***
А вечером Ирочка, гитарист Э. и зареванная, молчаливая Лена пошли на концерт группы «Мираж». Концерт проходил во Дворце спорта, народу было много, очень скоро стало жарко и весело, хотелось танцевать. А когда на сцене появились бойкие, жизнерадостные музыканты в кожаных одежках, провоцирующих любого честного человека, когда зазвучали первые аккорды до боли знакомых песен, вот тогда все и пришло в движение. Пол, потолок, люди справа, люди слева, затылки впереди, голоса сзади. Ирочка визжала и вместе со всеми орала:
— Наступает ночь! Зовет и манит! Чувства новые тая-а! Только лишь поверь! Что ночь сильнее дня-а-а-а!
Гитарист Э. молча дергал головой, с ревностью и любопытством следил за пассажами и прыжками гитариста группы «Мираж». Гитарист «Миража» был маленький, верткий, он красиво и широко расставлял ноги, задирал расписную гитару выше головы. Но больше всего поражала воображение его прическа, со второго ряда неотличимая от лохматой черкесской шапки. И казалось, что гитарист — это сильно возбужденный, растревоженный герой фильма «Свинарка и пастух», сменивший посох на гитару…

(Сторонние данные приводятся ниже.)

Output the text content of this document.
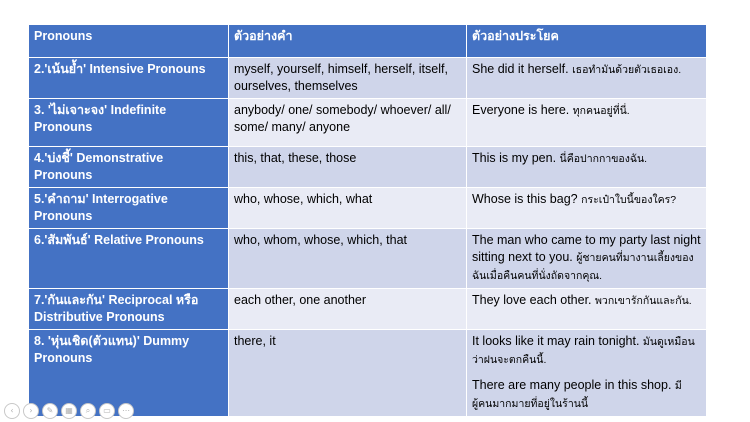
Pronouns	ตัวอย่างคำ	ตัวอย่างประโยค
2.'เน้นย้ำ' Intensive Pronouns	myself, yourself, himself, herself, itself, ourselves, themselves	She did it herself. เธอทำมันด้วยตัวเธอเอง.
3. 'ไม่เจาะจง' Indefinite Pronouns	anybody/ one/ somebody/ whoever/ all/ some/ many/ anyone	Everyone is here. ทุกคนอยู่ที่นี่.
4.'บ่งชี้' Demonstrative Pronouns	this, that, these, those	This is my pen. นี่คือปากกาของฉัน.
5.'คำถาม' Interrogative Pronouns	who, whose, which, what	Whose is this bag? กระเป๋าใบนี้ของใคร?
6.'สัมพันธ์' Relative Pronouns	who, whom, whose, which, that	The man who came to my party last night sitting next to you. ผู้ชายคนที่มางานเลี้ยงของฉันเมื่อคืนคนที่นั่งถัดจากคุณ.
7.'กันและกัน' Reciprocal หรือ Distributive Pronouns	each other, one another	They love each other. พวกเขารักกันและกัน.
8. 'หุ่นเชิด(ตัวแทน)' Dummy Pronouns	there, it	It looks like it may rain tonight. มันดูเหมือนว่าฝนจะตกคืนนี้.
There are many people in this shop. มีผู้คนมากมายที่อยู่ในร้านนี้
‹	›	✎	▦	⌕	▭	⋯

Лена хотела войти в резонанс с высоким искусством, но не могла. Все казалось ей фальшивым, ненатуральным. Понять, почему другие радуются в то время, когда все так плохо, черно, безнадежно, у нее не получалось.
***
А утром у нее был очередной выезд на съемки черт знает куда. И пока операторы, зевая, таскали в машину аппаратуру, Лена бродила по телевизионному крылечку, пинала окурок, ежилась и все пыталась понять, где же у боли предел? А раннее утро поздней весной такое прохладное…
— Лен! Что ты там грустишь? Давай греться!
Еще тронуться не успели, а оператор уже подготовил стаканчики. Желающих поддержать начинание в такой час нашлось немного, в основном мечталось о кофе, диване и тапочках.
Но Лена решила поддержать. Она и сама не ожидала от себя такой реакции, до сих пор все ее отношения с алкоголем сводились к случайному глотку вина, в суете Нового года принятого за сок в стакане. И тогда эти отношения закончились решительным разрывом, плевка в раковину и долгим привкусом испорченного винограда во рту.
— Так ты что, будешь пить? — оператор озадачился так сильно, как никогда еще не озадачивался. Много он видел разных людей, снимал их, познавал их в беседе, в питье, за работой, в драке. Но никогда он не поверил бы, что тихая, самоедливая отличница с косой — это в пятнадцать лет-то! — будет утром пить водку!
— Да. Буду.
— А может, не надо?
— Надо.
— Вот е-мое…
Оператор вздохнул и плеснул на дно тонким слоем.